Perhaps for these reasons we see people like Koplev vehemently attacking Jewish customs, in an attempt to distance himself from the identity he has chosen to leave behind.
The practice of circumcision has been called “barbaric,” an “assault,” an “attack,” “amputation,” “torture,” “mutilation” and worse in the public debate in Denmark.
What the supporters of prohibition have yet to explain is why these mutilated and tortured Danish Jewish children grow up and enjoy a much higher level of education, income, and living compared to the average Dane.
One cannot help but think that there are other motives behind the ongoing war on Judaism in Europe, and particularly in Scandinavia.
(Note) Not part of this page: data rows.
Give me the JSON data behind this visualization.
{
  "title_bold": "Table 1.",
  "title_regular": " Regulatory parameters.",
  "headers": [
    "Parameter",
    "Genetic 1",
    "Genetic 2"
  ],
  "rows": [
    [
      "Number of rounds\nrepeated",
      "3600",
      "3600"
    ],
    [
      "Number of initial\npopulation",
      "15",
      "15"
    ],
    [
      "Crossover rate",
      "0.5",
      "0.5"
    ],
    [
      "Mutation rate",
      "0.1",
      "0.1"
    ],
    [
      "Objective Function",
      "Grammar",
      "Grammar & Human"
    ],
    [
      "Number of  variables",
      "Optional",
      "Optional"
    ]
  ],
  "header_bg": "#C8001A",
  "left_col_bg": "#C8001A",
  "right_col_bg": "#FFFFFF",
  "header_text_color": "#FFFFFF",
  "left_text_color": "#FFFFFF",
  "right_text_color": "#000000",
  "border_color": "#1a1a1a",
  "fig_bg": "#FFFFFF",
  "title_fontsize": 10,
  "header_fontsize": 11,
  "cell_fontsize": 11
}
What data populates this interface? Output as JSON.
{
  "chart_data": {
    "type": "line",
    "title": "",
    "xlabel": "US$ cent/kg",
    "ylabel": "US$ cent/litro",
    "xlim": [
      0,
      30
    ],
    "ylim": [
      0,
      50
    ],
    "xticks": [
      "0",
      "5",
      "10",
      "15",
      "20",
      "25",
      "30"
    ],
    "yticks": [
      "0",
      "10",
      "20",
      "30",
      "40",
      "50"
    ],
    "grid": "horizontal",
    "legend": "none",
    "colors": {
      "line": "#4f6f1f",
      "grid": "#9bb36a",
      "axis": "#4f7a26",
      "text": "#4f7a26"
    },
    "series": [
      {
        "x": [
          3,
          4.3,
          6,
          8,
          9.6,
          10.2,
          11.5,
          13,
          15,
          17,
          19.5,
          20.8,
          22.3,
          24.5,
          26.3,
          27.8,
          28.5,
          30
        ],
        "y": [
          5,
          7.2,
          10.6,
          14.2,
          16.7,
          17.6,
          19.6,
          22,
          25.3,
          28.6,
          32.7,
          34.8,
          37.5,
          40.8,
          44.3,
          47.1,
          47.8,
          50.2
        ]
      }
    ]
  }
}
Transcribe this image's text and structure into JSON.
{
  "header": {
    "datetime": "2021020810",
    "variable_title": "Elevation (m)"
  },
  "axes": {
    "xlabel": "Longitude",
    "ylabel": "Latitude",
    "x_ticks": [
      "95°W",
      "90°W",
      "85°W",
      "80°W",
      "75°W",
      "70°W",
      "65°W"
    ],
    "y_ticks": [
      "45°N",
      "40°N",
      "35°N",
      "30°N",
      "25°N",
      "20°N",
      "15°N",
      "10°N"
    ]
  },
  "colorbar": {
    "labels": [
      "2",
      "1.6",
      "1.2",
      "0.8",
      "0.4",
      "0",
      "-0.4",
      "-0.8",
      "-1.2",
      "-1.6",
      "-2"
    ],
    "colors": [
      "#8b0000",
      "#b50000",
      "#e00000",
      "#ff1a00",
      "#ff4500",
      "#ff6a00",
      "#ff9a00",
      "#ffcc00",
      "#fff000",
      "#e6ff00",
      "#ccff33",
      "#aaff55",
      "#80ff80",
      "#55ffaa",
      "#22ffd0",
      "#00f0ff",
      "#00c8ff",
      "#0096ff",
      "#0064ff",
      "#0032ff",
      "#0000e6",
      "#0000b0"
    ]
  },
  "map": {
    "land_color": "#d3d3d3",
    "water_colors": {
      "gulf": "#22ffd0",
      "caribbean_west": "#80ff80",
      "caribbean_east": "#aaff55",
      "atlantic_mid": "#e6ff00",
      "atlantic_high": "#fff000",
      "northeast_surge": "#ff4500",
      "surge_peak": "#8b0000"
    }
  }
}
According to the Patient Insurance Association there have been complications in 14 cases since 1996 that had to do with religious circumcision – a number that includes the 50 times larger Muslim community.
The miniscule percentage of Jewish circumcision, combined with the recent accusation that the Danish Chief Rabbi Bent Lexner is outright lying on the number of complications, indicates that the root of the objections to circumcision is none other but the infamous and insidious European anti-Semitism.
So what will happen? The chief rabbi is not in doubt: “If there will a prohibition by law, Jews will not break this law. Instead, they will leave, and they won’t come back.”
The writer is a former secretary of state for the Libertarian Youth in Denmark.